The legislature was adjourned this week to accommodate the Canada Day statutory holiday. MLAs will return to regular legislative business – either in person or on Zoom – on Monday, July 6, 2020.
New visitor regulations for long-term care facilities
On Tuesday, Dr. Bonnie Henry made an emotional, long-awaited announcement to open long-term care facilities to visitors, with a number of conditions.
“I know that for many seniors in long-term care the pain has been immense,” Dr. Henry said. “You have suffered more than others."
Only one person will be able to visit each long-term care resident. There are a number of other rules that come with expanded visitation.
The resident’s facility must not be in an outbreak. Meetings must be booked in advance, and all visitors will be screened by dedicated staff before entering the facility. There will be both indoor and outdoor spaces available for meeting. Visitors must also wear a mask throughout the length of the visit.
Visits are able to begin as soon as the facility has the safety precautions and staff in place – a process which would take a week to 10 days in some cases, Dr. Henry said.

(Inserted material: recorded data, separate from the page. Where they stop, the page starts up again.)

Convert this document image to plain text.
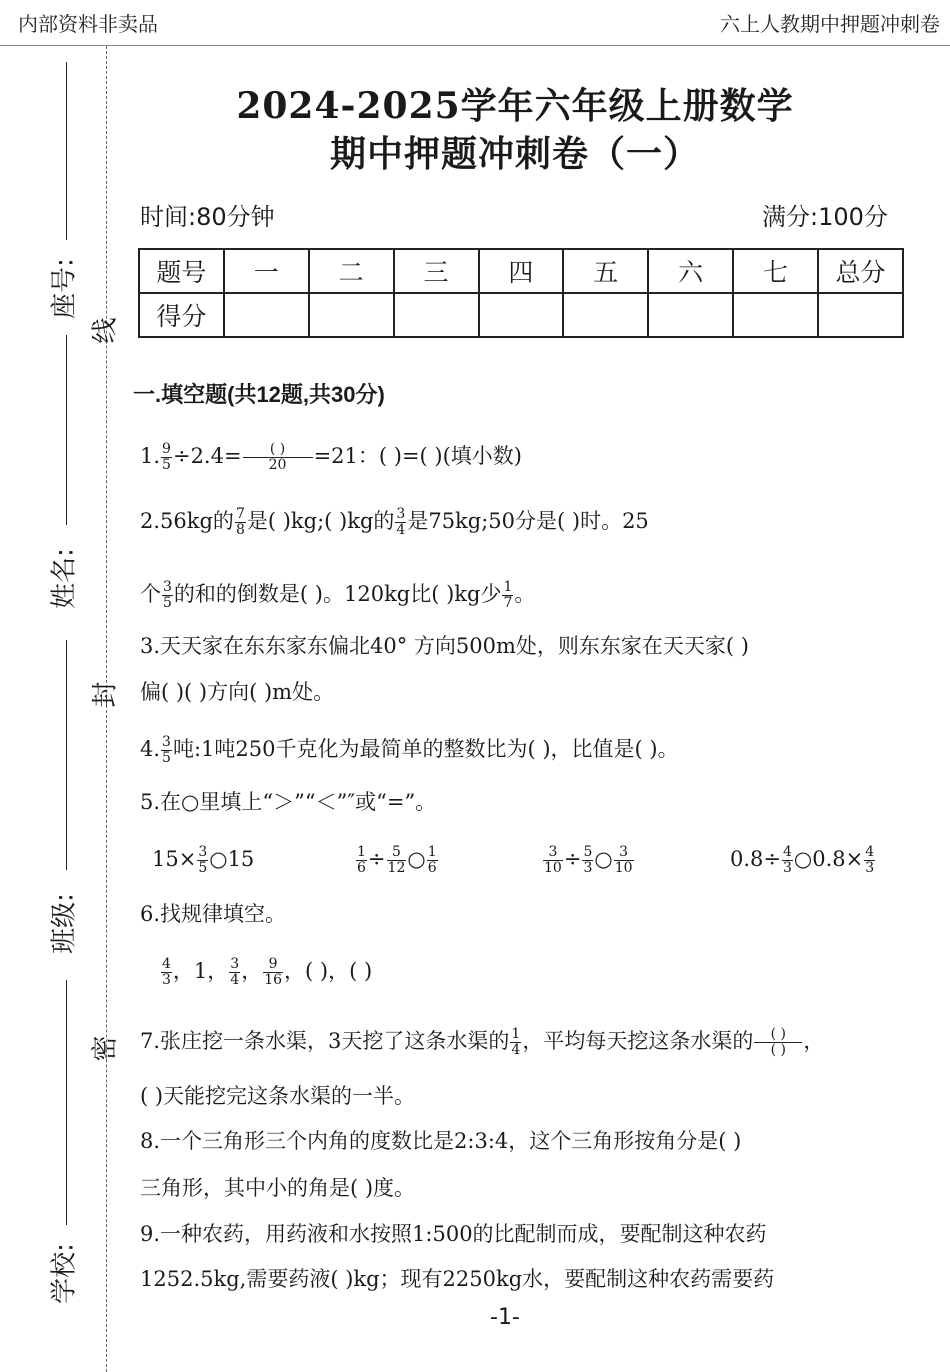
内部资料非卖品	六上人教期中押题冲刺卷
座号:
姓名:
班级:
学校:
线
封
密
2024-2025学年六年级上册数学
期中押题冲刺卷（一）
时间:80分钟	满分:100分
题号	一	二	三	四	五	六	七	总分
得分								
一.填空题(共12题,共30分)
1. $\frac{9}{5} \div 2.4= \frac{( )}{20} =21$：( )=( )(填小数)
2.56kg的 $\frac{7}{8}$ 是( )kg;( )kg的 $\frac{3}{4}$ 是75kg;50分是( )时。25
个 $\frac{3}{5}$ 的和的倒数是( )。120kg比( )kg少 $\frac{1}{7}$ 。
3.天天家在东东家东偏北40° 方向500m处，则东东家在天天家( )
偏( )( )方向( )m处。
4. $\frac{3}{5}$ 吨:1吨250千克化为最简单的整数比为( )，比值是( )。
5.在○里填上“＞”“＜”″或“=”。
$15\times \frac{3}{5}$ ○15	$\frac{1}{6} \div \frac{5}{12}$ ○ $\frac{1}{6}$	$\frac{3}{10} \div \frac{5}{3}$ ○ $\frac{3}{10}$	$0.8\div \frac{4}{3}$ ○0.8× $\frac{4}{3}$
6.找规律填空。
$\frac{4}{3}$ ，1， $\frac{3}{4}$ ， $\frac{9}{16}$ ，( )，( )
7.张庄挖一条水渠，3天挖了这条水渠的 $\frac{1}{4}$ ，平均每天挖这条水渠的 $\frac{( )}{( )}$ ，
( )天能挖完这条水渠的一半。
8.一个三角形三个内角的度数比是2:3:4，这个三角形按角分是( )
三角形，其中小的角是( )度。
9.一种农药，用药液和水按照1:500的比配制而成，要配制这种农药
1252.5kg,需要药液( )kg；现有2250kg水，要配制这种农药需要药
-1-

The provincial government is funding long-term care facilities to hire up to three extra full-time employees for infection control and visitation management for one year – at a total cost of $160 million. The province is also providing $26.5 million for facilities to address the extra costs they incurred between March 31 and June 30, 2020.
Dr. Henry and Minister Dix hope to ease the single-visitor rule in August, depending on how the next few weeks go.
“We are going to start slowly, and, as we expect things will progress well, we will expand these activities, as we have done with every other activity. And we will be monitoring this on an ongoing basis to ensure that we can expand access as soon as it is safe to do so,” Henry said.
In Tuesday’s media conference, Minister Dix also confirmed that the single site order keeping long-term care employees working at only one facility will continue.
U.S. travellers coming to B.C. despite non-essential travel regulations
Premier Horgan says he’s frustrated to hear that U.S. residents are vacationing in B.C. when the border is closed to non-essential travel. American travellers are reportedly taking advantage of a loophole which allows them to enter the province by saying they’re en route to Alaska.
Horgan said he’s heard reports of U.S. license plates being spotted in parts of the province that are very, very far off the route to Alaska, including the Gulf Islands and Northern Vancouver Island.
“We're concerned about this phenomenon, and we're hearing about it in communities right across the province,” the premier said. “It's so critically important to British Columbia — we have worked very, very hard to get here ... and we do not want to throw that away for people who want to say they're going somewhere and do something else.”
Horgan told reporters he’s raised these concerns with Deputy Prime Minister Chrystia Freeland.
Non-essential travellers from the U.S. are technically banned from entering Canada until July 21. Premier Horgan believes the U.S. border should remain closed beyond this date, “until the United States demonstrates that they have a handle on this pandemic.”
Province announces $5-million program for unemployed youth to find work
The province has announced a new $5-million program for unemployed youth to find work during the pandemic.
The WorkBC program – the
Youth Community Partnership Program
– offers funding to local governments, not-for-profit community and environmental organizations, employer associations, chambers of commerce and Indigenous communities to hire youth to complete a community-service project of their choosing. The province offered examples like trail building, beach clean-up or invasive species removal, upgrading local parks, or working for a local charity.
Youth between the ages of 15-29 are eligible for the program. Applicants (local governments, not-for-profit, etc.) can receive grants of up to $10,000 per youth for projects running up to 16 weeks. The youth then receive a training stipend of up to $2,000 per four-week period (to a maximum of $8,000) for work between June and October 31.
This program aims to help a demographic whose employment prospects have been particularly hurt by COVID-19. The unemployment rate among youth was 28.9% as of June 5, 2020.